- March 4, 2026
- Posted by: admin
- Category: BitCoin, Blockchain, Cryptocurrency, Investments
The future of the CLARITY Act — widely referred to as the crypto market structure bill — remains uncertain after the March 1 deadline set by the White House passed without the expected breakthrough between the banking industry and crypto representatives.
Key Hurdle In Crypto Bill Negotiations
Despite concerns that talks may be stalling, reporting from Crypto In America suggests discussions are continuing behind the scenes. Eleanor Terrett cited a banking industry source with direct knowledge of the negotiations who pushed back on the idea that the process is unraveling.
According to that source, both sides are still actively reviewing and contributing to draft legislative language and were never strictly bound to the March 1 timeline. “Overindexing on March 1 is a mistake,” the source said.
Still, tensions remain. Another banking source acknowledged that while there is broad agreement in principle that stablecoin balances should not earn interest, disagreements persist over how that principle should be implemented.
According to this source, crypto companies are attempting to structure alternative mechanisms — such as membership programs, rewards systems, or staking arrangements — that could effectively replicate annual percentage yields (APY) on stablecoin holdings. The source said:
There’s agreement in-principle that stablecoin balances shouldn’t earn interest, but crypto firms are still trying to backdoor APY on balances through membership programs, rewards, and staking. I think that’s what’s holding up the deal right now.

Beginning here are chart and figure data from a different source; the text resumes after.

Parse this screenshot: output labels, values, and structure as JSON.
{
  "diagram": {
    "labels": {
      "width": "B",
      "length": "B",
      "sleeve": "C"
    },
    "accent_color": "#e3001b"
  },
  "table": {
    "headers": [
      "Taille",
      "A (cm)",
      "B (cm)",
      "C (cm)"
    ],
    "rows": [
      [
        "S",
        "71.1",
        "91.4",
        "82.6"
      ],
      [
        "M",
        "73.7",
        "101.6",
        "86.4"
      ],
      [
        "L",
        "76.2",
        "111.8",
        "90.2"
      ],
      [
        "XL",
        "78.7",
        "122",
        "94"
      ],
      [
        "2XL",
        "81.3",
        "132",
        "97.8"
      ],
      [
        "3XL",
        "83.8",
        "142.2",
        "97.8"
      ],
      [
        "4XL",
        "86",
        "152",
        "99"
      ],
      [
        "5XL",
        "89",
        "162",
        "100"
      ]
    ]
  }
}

Bank representatives are reportedly pushing for any lending or staking activity to be clearly defined as “active,” “bona fide,” and “time-locked,” meaning returns must be tied strictly to genuine investment performance rather than resembling passive interest.
Senate Banking Eyes March Markup
On Capitol Hill, attention is turning to procedural milestones. The Senate Banking Committee is reportedly considering potential markup dates in mid-to-late March.

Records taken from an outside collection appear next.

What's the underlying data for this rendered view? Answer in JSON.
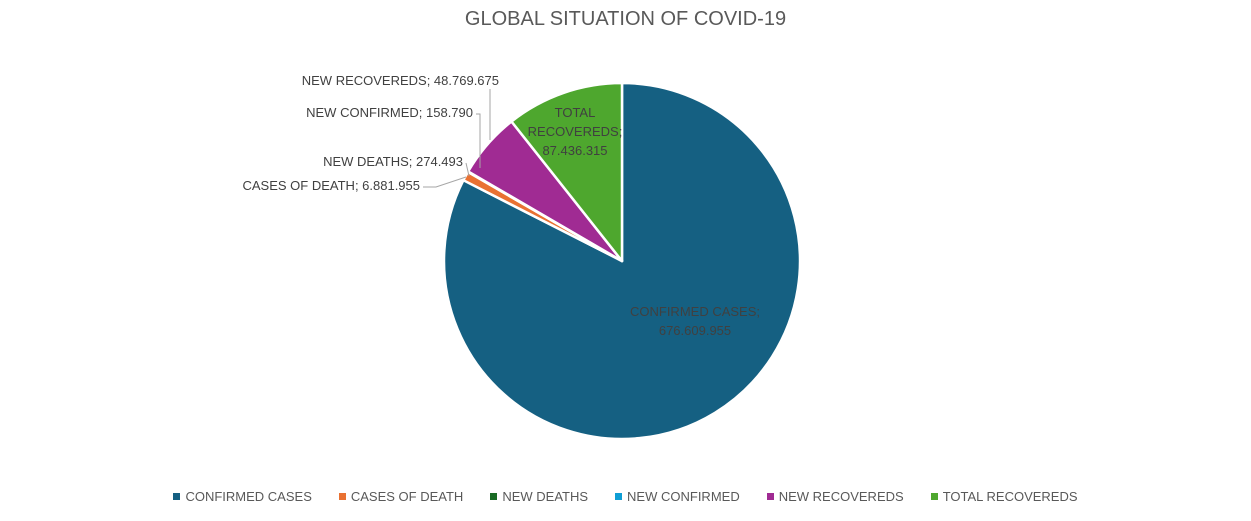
{
  "chart_data": {
    "type": "pie",
    "title": "GLOBAL SITUATION OF COVID-19",
    "categories": [
      "CONFIRMED CASES",
      "CASES OF DEATH",
      "NEW DEATHS",
      "NEW CONFIRMED",
      "NEW RECOVEREDS",
      "TOTAL RECOVEREDS"
    ],
    "values": [
      676609955,
      6881955,
      274493,
      158790,
      48769675,
      87436315
    ],
    "display_values": [
      "676.609.955",
      "6.881.955",
      "274.493",
      "158.790",
      "48.769.675",
      "87.436.315"
    ],
    "colors": [
      "#156082",
      "#e97132",
      "#196b24",
      "#0f9ed5",
      "#a02b93",
      "#4ea72e"
    ],
    "legend_position": "bottom",
    "data_labels": [
      {
        "text": "CONFIRMED CASES; 676.609.955",
        "lines": [
          "CONFIRMED CASES;",
          "676.609.955"
        ]
      },
      {
        "text": "CASES OF DEATH; 6.881.955",
        "lines": [
          "CASES OF DEATH; 6.881.955"
        ]
      },
      {
        "text": "NEW DEATHS; 274.493",
        "lines": [
          "NEW DEATHS; 274.493"
        ]
      },
      {
        "text": "NEW CONFIRMED; 158.790",
        "lines": [
          "NEW CONFIRMED; 158.790"
        ]
      },
      {
        "text": "NEW RECOVEREDS; 48.769.675",
        "lines": [
          "NEW RECOVEREDS; 48.769.675"
        ]
      },
      {
        "text": "TOTAL RECOVEREDS; 87.436.315",
        "lines": [
          "TOTAL",
          "RECOVEREDS;",
          "87.436.315"
        ]
      }
    ]
  }
}
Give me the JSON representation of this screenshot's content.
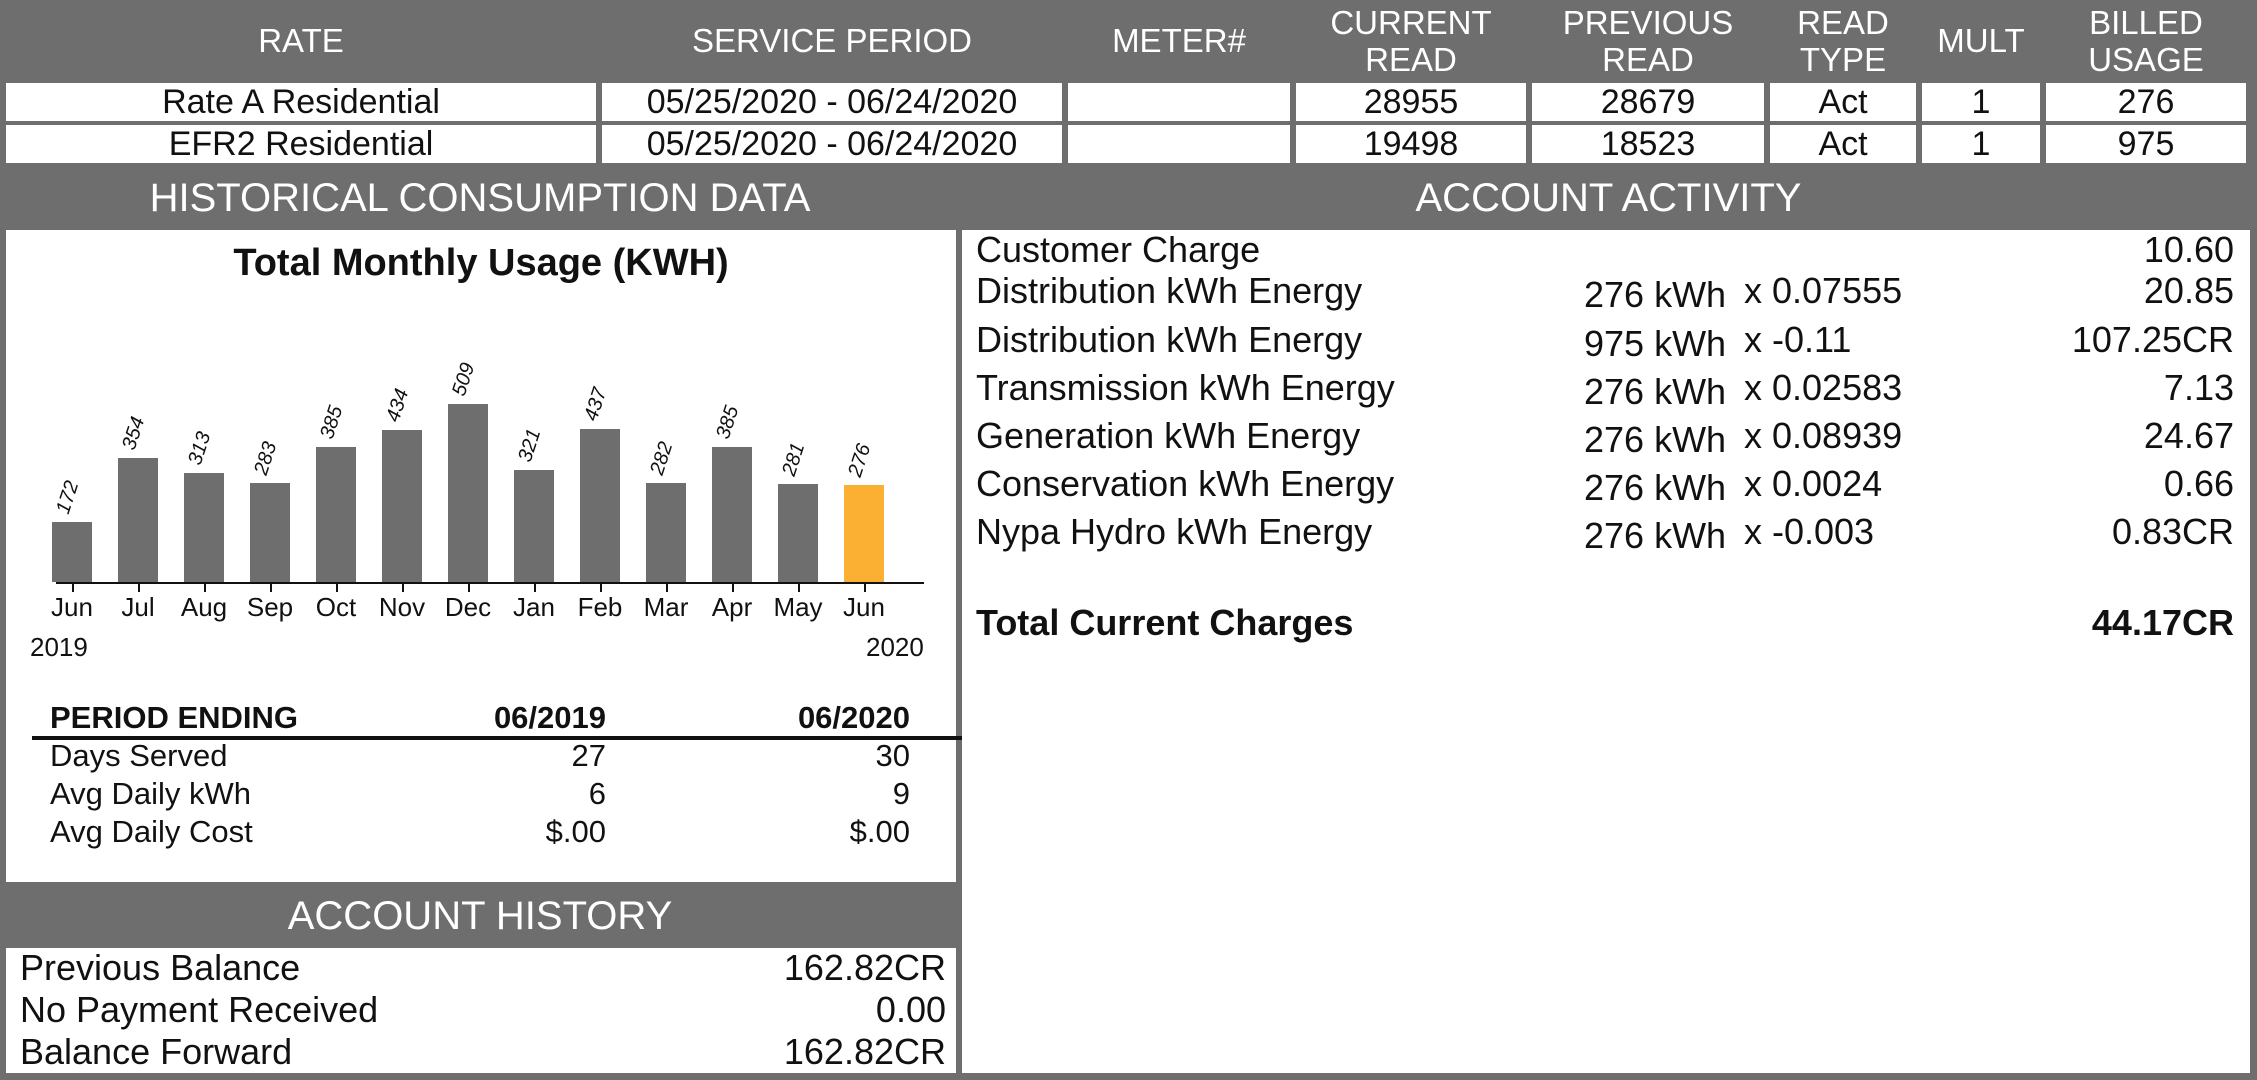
{
  "colors": {
    "frame": "#6e6e6e",
    "bar": "#6e6e6e",
    "bar_highlight": "#fbb034"
  },
  "rate_table": {
    "headers": [
      "RATE",
      "SERVICE PERIOD",
      "METER#",
      "CURRENT READ",
      "PREVIOUS READ",
      "READ TYPE",
      "MULT",
      "BILLED USAGE"
    ],
    "header_lines": [
      [
        "RATE"
      ],
      [
        "SERVICE PERIOD"
      ],
      [
        "METER#"
      ],
      [
        "CURRENT",
        "READ"
      ],
      [
        "PREVIOUS",
        "READ"
      ],
      [
        "READ",
        "TYPE"
      ],
      [
        "MULT"
      ],
      [
        "BILLED",
        "USAGE"
      ]
    ],
    "rows": [
      [
        "Rate A Residential",
        "05/25/2020 - 06/24/2020",
        "",
        "28955",
        "28679",
        "Act",
        "1",
        "276"
      ],
      [
        "EFR2 Residential",
        "05/25/2020 - 06/24/2020",
        "",
        "19498",
        "18523",
        "Act",
        "1",
        "975"
      ]
    ]
  },
  "historical": {
    "section_title": "HISTORICAL CONSUMPTION DATA",
    "period_table": {
      "header": [
        "PERIOD ENDING",
        "06/2019",
        "06/2020"
      ],
      "rows": [
        [
          "Days Served",
          "27",
          "30"
        ],
        [
          "Avg Daily kWh",
          "6",
          "9"
        ],
        [
          "Avg Daily Cost",
          "$.00",
          "$.00"
        ]
      ]
    }
  },
  "chart_data": {
    "type": "bar",
    "title": "Total Monthly Usage (KWH)",
    "categories": [
      "Jun",
      "Jul",
      "Aug",
      "Sep",
      "Oct",
      "Nov",
      "Dec",
      "Jan",
      "Feb",
      "Mar",
      "Apr",
      "May",
      "Jun"
    ],
    "values": [
      172,
      354,
      313,
      283,
      385,
      434,
      509,
      321,
      437,
      282,
      385,
      281,
      276
    ],
    "year_labels": [
      "2019",
      "2020"
    ],
    "highlight_index": 12,
    "ylim": [
      0,
      509
    ],
    "grid": false
  },
  "account_activity": {
    "section_title": "ACCOUNT ACTIVITY",
    "rows": [
      {
        "label": "Customer Charge",
        "qty": "",
        "rate": "",
        "amount": "10.60"
      },
      {
        "label": "Distribution kWh Energy",
        "qty": "276 kWh",
        "rate": "x 0.07555",
        "amount": "20.85"
      },
      {
        "label": "Distribution kWh Energy",
        "qty": "975 kWh",
        "rate": "x -0.11",
        "amount": "107.25CR"
      },
      {
        "label": "Transmission kWh Energy",
        "qty": "276 kWh",
        "rate": "x 0.02583",
        "amount": "7.13"
      },
      {
        "label": "Generation kWh Energy",
        "qty": "276 kWh",
        "rate": "x 0.08939",
        "amount": "24.67"
      },
      {
        "label": "Conservation kWh Energy",
        "qty": "276 kWh",
        "rate": "x 0.0024",
        "amount": "0.66"
      },
      {
        "label": "Nypa Hydro kWh Energy",
        "qty": "276 kWh",
        "rate": "x -0.003",
        "amount": "0.83CR"
      }
    ],
    "total_label": "Total Current Charges",
    "total_amount": "44.17CR"
  },
  "account_history": {
    "section_title": "ACCOUNT HISTORY",
    "rows": [
      {
        "label": "Previous Balance",
        "amount": "162.82CR"
      },
      {
        "label": "No Payment Received",
        "amount": "0.00"
      },
      {
        "label": "Balance Forward",
        "amount": "162.82CR"
      }
    ]
  }
}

Such a timeline would give negotiators several additional weeks to address unresolved matters, including decentralized finance (DeFi) provisions and ethics-related concerns, before the bill advances to a possible vote.
Amanda Tuminelli, executive director of the DeFi Education Fund, said DeFi discussions have recently taken a backseat to the yield dispute but described the broader process as progressing. She further noted:
I think overall things are moving, and it feels like issues are being closed out, but DeFi has taken a backseat to the yield conversation. We’re waiting for Senate Banking to announce the next markup date and updated text, so I think everyone is anxiously awaiting to see what the next draft looks like.
For now, the path forward hinges on resolving the stablecoin yield dispute and finalizing legislative language that can satisfy enough stakeholders to move ahead.